Naked Pope Incident At CMU: Indecent Exposure Charges Dropped For Student Katherine O’Connor [PHOTO]

on June 10 2013 12:17 PM

pope Katherine O’Connor, 19, a student at Carnegie Mellon University. no longer faces charges for dressing up as the pope and was naked from the waist down, with her pubic hair shaved in the shape of the cross while handing out condoms.  YouTube

A Carnegie Mellon University student who dressed up as the pope and was naked from the waist down -- with her pubic hair shaved in the shape of the cross while handing out condoms -- is no longer facing criminal charges of indecent exposure.

Katherine O’Connor, 19, was dressed up as the naked pontiff at an on-campus art school parade earlier this year. Campus police filed charges against O’Connor and fellow student, Robb S. Godshaw, 22, who allegedly portrayed a naked astronaut at the same parade, CBS Pittsburgh reports.

"While I recognize that many found the students' activities deeply offensive, the university upholds their right to create works of art and express their ideas," President Jared L. Cohon said after charges were filed. "But, public nudity is a violation of the law and subject to appropriate action."

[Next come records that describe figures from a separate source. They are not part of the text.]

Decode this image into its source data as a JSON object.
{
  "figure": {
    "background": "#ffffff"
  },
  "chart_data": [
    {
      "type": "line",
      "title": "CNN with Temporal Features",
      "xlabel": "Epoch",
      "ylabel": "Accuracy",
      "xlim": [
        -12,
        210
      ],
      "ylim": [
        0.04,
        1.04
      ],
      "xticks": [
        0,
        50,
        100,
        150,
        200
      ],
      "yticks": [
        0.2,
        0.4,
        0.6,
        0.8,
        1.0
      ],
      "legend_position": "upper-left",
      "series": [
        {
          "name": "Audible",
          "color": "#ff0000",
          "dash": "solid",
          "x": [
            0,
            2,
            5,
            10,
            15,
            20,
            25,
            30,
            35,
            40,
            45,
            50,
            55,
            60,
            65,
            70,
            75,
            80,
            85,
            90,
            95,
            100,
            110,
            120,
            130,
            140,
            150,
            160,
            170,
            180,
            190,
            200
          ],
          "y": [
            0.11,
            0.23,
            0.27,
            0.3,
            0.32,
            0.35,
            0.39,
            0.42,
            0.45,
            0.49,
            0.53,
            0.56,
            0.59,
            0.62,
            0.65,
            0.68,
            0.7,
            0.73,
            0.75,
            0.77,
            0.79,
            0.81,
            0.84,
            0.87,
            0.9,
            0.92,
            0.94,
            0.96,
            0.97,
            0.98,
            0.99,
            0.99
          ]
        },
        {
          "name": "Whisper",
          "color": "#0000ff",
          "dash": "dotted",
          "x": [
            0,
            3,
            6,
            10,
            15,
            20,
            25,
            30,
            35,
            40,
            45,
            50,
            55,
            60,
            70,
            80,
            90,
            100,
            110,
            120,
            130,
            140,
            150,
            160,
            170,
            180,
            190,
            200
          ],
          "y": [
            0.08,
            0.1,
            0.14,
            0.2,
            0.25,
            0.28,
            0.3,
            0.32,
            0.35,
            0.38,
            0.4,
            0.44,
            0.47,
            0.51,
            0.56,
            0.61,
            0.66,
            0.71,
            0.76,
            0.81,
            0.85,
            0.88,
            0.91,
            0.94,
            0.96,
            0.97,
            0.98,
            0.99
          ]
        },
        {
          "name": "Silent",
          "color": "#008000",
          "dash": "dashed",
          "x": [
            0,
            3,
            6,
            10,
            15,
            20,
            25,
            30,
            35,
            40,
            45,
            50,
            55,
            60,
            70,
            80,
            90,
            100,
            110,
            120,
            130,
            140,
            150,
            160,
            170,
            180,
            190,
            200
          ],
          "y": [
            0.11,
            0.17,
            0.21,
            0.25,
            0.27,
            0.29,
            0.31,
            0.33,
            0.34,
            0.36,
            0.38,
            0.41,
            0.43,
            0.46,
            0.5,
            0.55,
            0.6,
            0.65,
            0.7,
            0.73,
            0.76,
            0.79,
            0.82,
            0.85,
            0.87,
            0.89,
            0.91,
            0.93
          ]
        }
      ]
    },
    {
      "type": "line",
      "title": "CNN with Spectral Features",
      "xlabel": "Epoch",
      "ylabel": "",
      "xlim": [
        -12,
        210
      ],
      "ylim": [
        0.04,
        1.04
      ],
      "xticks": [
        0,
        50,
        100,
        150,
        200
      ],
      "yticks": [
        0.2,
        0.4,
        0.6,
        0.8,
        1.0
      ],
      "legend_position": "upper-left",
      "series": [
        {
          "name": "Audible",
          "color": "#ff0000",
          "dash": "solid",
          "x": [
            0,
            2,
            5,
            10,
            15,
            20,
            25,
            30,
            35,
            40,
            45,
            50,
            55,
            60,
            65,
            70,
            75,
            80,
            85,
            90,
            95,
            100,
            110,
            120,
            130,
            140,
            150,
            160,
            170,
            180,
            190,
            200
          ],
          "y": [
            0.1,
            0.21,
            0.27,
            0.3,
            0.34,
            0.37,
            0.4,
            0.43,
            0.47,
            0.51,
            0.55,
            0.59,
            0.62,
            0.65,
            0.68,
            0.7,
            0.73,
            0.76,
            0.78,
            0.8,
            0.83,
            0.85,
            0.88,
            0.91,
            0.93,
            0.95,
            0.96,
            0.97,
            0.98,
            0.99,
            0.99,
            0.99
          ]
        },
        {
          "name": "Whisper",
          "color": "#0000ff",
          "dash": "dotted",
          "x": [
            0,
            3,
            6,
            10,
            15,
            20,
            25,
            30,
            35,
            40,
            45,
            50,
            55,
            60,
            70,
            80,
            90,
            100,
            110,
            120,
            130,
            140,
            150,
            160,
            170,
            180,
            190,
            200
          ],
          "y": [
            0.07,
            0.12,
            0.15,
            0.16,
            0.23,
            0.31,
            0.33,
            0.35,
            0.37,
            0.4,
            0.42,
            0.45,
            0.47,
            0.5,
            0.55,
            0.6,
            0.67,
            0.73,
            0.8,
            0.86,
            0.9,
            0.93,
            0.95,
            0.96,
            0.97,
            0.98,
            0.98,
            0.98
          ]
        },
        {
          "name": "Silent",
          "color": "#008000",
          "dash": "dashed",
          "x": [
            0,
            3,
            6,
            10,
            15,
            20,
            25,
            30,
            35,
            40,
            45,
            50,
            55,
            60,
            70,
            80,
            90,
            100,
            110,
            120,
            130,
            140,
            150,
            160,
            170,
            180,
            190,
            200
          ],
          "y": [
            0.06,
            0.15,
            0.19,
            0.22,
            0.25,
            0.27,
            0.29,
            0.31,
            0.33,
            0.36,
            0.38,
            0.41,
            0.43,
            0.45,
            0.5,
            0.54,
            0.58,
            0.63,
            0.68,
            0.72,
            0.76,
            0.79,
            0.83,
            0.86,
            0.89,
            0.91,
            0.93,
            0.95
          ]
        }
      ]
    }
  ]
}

On Monday, the charges were dropped against O’Connor in exchange for community service, CBS Pittsburgh reports. Godshaw is still facing charges. Neither have commented on the incident.

The parade, which took place on April 18, is the College of Fine Arts’ “Annual Anti-Gravity Downhill Derby." Campus police responded to complaints of a naked woman on campus. The incidents made headlines after Pittsburgh Bishop David A. Zubik publicly demanded the school take action.

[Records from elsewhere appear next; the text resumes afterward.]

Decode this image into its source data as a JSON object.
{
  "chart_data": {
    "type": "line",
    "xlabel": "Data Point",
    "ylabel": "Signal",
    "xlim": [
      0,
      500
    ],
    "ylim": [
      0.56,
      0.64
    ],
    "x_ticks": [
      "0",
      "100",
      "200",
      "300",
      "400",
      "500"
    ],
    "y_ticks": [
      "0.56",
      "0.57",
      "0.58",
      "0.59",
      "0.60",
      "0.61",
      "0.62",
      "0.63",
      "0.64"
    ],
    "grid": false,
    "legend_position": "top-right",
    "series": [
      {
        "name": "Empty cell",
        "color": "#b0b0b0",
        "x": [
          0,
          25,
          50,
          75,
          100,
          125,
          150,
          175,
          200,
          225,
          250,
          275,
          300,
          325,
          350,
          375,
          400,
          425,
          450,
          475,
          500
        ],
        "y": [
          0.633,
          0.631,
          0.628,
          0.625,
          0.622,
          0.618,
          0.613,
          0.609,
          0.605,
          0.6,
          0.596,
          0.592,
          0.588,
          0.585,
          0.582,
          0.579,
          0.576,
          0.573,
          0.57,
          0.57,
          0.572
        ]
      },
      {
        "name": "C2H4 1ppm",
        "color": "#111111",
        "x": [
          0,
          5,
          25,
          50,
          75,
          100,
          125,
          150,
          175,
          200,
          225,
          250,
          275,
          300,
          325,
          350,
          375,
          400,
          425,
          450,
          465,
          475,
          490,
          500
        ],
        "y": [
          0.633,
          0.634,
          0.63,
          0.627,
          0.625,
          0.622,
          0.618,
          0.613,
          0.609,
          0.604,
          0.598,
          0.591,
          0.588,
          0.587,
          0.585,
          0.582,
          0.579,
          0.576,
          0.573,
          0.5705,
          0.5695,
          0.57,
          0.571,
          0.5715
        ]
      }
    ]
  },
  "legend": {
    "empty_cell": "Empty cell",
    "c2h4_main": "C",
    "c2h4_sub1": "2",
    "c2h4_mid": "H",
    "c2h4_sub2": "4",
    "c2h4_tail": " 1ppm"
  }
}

“I think we all know that when we’re growing up we do stupid things but to cross over the line in this instance shouldn’t happen with anybody,” Zubik told CBS Pittsburgh. The National Catholic League called for O’Connor’s immediate suspension citing how CMU recently suspended fraternity members for taking sexual pictures and emailing them.

Vic Walczak, legal director of the American Civil Liberties Union of Pennsylvania, said O’Connor could have used the First Amendment as a legal defense for her actions.

“One of the things that are troubling about this is the calls for punishment because she offended the leader of a religious group,” Walczak told the Pittsburgh Tribune-Review. “Free speech means nobody is above criticism, from the president to the pope.”